Perhaps I should write a 2nd "list of practical things I might do with a Proof Oracle".  But given that I'm at -9 karma for this post, not really sure it's worth it.

solid try, but only #12 seems plausible by my (intuitive partially trained) model of proof systems and ai, and to do it, you would have to formalize what you mean by helpful, harmless, and honest. You'd probably have to use formalizations that aren't as nice as you'd like; if you want to investigate it, it's the only one of these that even vaguely seems actually approachable as a real research plan. I've strong downvoted because so many of these are misleadingly useless; yudkowsky not knowing about it probably in my view because the ideas that work are rare and he's stuck on trying to get the best ones and can't improve from what we've got today. Your #12 could use what we've got today, if interested, here are some possible starting places. You'll have to be much better than me at formal reasoning to actually improve SOTA, all I'm good at is finding stuff, I'm librarian character class and only mediocre at it.

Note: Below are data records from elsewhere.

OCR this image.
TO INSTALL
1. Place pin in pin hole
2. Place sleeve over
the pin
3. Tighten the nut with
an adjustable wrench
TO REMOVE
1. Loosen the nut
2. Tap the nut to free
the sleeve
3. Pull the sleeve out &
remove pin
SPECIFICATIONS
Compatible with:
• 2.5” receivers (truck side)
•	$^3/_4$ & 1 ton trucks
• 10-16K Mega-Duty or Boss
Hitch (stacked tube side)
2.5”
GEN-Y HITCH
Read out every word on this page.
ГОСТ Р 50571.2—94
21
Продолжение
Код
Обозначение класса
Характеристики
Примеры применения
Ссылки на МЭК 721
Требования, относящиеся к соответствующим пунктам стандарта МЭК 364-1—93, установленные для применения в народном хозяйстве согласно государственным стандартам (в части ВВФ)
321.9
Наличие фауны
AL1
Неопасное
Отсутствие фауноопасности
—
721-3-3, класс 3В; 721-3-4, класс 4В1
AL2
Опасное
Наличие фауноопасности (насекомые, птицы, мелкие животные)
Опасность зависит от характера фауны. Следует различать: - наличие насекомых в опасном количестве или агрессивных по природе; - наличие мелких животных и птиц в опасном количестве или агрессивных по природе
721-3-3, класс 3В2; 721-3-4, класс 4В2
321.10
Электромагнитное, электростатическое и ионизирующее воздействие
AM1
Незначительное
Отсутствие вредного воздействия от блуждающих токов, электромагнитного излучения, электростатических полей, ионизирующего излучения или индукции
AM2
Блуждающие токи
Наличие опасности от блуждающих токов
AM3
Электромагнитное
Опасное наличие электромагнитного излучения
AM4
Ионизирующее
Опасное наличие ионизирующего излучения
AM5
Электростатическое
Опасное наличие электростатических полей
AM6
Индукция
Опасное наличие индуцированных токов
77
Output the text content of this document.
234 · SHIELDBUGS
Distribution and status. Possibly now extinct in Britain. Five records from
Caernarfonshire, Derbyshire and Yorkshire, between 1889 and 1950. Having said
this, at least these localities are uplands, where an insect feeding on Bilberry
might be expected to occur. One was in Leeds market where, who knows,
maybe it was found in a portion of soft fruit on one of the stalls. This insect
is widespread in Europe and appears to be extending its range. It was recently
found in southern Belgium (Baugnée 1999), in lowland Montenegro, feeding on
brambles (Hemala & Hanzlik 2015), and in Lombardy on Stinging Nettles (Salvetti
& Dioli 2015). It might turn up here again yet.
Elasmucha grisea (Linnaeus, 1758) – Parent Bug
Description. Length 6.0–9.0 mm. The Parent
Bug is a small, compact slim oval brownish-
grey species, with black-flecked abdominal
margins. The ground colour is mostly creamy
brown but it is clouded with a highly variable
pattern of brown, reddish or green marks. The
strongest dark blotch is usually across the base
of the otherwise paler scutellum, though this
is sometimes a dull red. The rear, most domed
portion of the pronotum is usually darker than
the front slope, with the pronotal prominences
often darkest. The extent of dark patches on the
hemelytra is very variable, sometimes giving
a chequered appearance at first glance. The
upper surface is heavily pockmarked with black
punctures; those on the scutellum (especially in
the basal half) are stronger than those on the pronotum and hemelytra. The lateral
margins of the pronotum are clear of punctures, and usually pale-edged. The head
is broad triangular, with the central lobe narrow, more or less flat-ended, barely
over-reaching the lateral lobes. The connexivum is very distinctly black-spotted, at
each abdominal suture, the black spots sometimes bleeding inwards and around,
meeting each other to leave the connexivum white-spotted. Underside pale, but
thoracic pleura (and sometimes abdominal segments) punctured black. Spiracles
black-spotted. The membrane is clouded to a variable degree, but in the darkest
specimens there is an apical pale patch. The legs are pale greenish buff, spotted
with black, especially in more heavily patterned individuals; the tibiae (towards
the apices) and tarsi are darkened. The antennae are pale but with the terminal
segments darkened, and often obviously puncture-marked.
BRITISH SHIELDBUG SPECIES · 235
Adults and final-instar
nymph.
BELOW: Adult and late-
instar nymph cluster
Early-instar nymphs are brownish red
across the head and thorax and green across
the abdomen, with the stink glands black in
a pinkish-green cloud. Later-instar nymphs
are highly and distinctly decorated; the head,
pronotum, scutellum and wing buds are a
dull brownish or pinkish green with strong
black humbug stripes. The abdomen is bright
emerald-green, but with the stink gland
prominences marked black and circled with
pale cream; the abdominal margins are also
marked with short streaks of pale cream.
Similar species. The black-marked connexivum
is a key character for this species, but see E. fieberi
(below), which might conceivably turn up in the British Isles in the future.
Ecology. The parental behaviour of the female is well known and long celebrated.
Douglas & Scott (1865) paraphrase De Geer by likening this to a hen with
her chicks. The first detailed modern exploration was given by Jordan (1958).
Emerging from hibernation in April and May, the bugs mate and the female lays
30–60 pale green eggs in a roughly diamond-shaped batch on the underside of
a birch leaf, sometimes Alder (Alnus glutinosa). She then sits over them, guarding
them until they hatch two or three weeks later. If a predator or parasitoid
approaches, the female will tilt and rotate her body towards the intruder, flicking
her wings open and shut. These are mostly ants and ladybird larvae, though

https://www.lesswrong.com/posts/ozojWweCsa3o32RLZ/list-of-links-formal-methods-embedded-agency-3d-world-models#Formal_Training 

Interesting that you thought #12 is the easiest to formalize.  I would have guessed #14 personally.

An AI is aligned, if after turning it on, a simulation of all living humans giving infinite time and resources to study the world created by the AI without interference would agree that it is aligned

I am not convinced that definition is adequate. See Siren worlds.

Perhaps you think the "infinite time and resources" bit overcomes that? Again, I'm not convinced. Humans have finite memory capacity. There are limits to how much they can learn, even with immortality and infinite time. If you artificially enhance their minds too much, the resulting creatures are no longer human, and may not share our values.

I think Siren worlds are fairly uncommon and only arise under intense optimization pressure so any decent regularization scheme should make them irrelevant.

Formal specification and proof of a quantum-resistant encryption scheme

I've got one of those. Absolutely unbreakable even with infinite computing power. It's simple, really.

Being able to encrypt messages knowing that no AI in the future will be able to read them is useful e.g. for avoiding Roko's Basilisk concerns

If the AI can upload your brain, why can't it simply read the memory of whoever you were talking to? Encryption doesn't seem to help here.

The whole point of the encryption would be to not leave enough information behind that AI can upload your brain.

And I assume you're smart enough to know why one-time-pad is not a solution here.